Several racing commissions provided substantial amounts of research funding to racing laboratories in the 1980s and 1990s but most of these sources of funding have been lost. Those research funds were essential for developing new methods and for identifying new substances with the potential to affect performance. Identification of new sources of research finding is essential if we are to continue to detect newer substances.
Federal legislation currently before Congress would put the United States Anti-Doping Agency (USADA) in a powerful oversight role. How would that effect a lab such as HFL?
The United States Anti-Doping Agency has a long history in drug testing in amateur and professional sports in the United States but no experience at all in testing samples from race horses. Although most, if not all, of the drugs that are prohibited in human athletic competition are prohibited in horse racing, the converse is not true. Large numbers of drugs that are prohibited in horse racing are permitted in human athletic competition without any restriction or are permitted with a medical use exemption. Therefore, personnel at USADA would need to become knowledgeable about the regulatory paradigm in horse racing. USADA employs a number of highly trained and experienced scientists and other professionals who are aware of these differences and who would quickly understand the consequences to and challenges of testing for larger numbers of substances than is the norm for human drug testing. If it is determined that USADA will have an oversight role for race horse testing in the U.S., we at HFL look forward to working with them and assisting in any way that we can.
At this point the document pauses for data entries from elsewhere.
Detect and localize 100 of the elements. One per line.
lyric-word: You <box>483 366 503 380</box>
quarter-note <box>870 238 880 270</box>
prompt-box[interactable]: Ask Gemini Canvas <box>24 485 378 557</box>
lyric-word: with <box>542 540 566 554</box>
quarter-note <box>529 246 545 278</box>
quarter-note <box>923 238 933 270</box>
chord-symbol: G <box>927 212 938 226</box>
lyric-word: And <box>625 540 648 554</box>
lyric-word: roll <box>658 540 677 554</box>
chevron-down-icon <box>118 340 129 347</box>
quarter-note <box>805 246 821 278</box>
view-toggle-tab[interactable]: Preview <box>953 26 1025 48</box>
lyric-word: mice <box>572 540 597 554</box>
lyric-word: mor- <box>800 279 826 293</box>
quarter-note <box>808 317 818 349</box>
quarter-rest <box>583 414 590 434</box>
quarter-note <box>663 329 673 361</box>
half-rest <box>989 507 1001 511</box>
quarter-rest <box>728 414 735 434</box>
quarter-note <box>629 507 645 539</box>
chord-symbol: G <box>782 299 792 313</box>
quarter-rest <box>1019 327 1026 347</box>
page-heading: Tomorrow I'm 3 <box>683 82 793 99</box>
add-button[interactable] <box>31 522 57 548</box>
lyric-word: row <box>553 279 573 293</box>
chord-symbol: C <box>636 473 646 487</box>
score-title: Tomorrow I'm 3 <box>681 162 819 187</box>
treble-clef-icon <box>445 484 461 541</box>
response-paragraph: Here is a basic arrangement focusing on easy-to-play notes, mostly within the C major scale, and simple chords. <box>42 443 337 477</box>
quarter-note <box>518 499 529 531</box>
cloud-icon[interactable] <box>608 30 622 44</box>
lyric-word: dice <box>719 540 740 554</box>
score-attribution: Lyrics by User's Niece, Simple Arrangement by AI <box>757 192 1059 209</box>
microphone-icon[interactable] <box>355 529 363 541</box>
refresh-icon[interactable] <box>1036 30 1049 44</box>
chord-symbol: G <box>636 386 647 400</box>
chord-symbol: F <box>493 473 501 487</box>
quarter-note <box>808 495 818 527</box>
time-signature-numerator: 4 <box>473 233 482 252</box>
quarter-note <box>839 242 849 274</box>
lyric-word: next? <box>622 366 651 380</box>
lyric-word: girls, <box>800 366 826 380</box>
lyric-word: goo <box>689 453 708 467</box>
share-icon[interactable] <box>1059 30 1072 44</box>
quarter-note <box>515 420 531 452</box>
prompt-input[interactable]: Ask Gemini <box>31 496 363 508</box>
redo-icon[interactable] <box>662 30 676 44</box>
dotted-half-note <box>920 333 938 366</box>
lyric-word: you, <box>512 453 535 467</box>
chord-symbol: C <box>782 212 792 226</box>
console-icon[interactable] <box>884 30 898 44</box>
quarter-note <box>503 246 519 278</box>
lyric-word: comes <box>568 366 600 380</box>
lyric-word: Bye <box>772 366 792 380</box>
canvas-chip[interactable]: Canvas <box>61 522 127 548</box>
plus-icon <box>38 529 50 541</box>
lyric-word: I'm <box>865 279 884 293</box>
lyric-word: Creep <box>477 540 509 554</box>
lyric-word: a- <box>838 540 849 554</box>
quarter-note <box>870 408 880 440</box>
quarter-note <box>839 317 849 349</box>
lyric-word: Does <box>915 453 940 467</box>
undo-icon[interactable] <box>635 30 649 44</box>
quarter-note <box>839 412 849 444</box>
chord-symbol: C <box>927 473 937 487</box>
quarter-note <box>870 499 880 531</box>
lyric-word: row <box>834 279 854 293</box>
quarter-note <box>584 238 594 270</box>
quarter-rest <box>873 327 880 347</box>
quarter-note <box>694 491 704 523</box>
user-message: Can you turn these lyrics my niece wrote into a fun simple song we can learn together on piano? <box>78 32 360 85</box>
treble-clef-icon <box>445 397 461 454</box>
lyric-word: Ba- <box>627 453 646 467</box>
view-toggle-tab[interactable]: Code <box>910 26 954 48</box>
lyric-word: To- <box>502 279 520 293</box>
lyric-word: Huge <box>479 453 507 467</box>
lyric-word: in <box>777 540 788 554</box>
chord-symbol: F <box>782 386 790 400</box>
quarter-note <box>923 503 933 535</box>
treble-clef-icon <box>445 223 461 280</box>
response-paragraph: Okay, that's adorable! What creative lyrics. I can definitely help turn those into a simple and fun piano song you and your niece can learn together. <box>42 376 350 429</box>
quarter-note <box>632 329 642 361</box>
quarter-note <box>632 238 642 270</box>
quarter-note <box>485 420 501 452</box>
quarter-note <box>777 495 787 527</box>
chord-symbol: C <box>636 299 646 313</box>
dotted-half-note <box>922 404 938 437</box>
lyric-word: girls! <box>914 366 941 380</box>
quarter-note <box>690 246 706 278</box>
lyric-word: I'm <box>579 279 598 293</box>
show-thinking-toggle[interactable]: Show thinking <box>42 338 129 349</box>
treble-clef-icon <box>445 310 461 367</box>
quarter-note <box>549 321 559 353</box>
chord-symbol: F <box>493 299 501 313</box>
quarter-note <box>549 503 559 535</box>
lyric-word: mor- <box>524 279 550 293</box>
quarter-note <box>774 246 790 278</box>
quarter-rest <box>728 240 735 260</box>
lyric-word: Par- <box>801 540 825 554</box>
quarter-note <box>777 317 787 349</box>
If you could change four things about the horse racing industry as it relates to drug testing, what would those changes be?
1. Adopt uniform drug and medication policies and rules across all racing jurisdictions in the US;
2. Adopt uniform performance standards for all race horse testing laboratories in the US;
3. Allocate adequate budgets to carry out race horse testing as it is mandated by the rules and to perform the fundamental research that is required to implement validated methods to detect new substances;
4. Encourage collaborative efforts by all persons involved in horse racing to bring an end to the excessive use of drugs and medication in horses entered to race.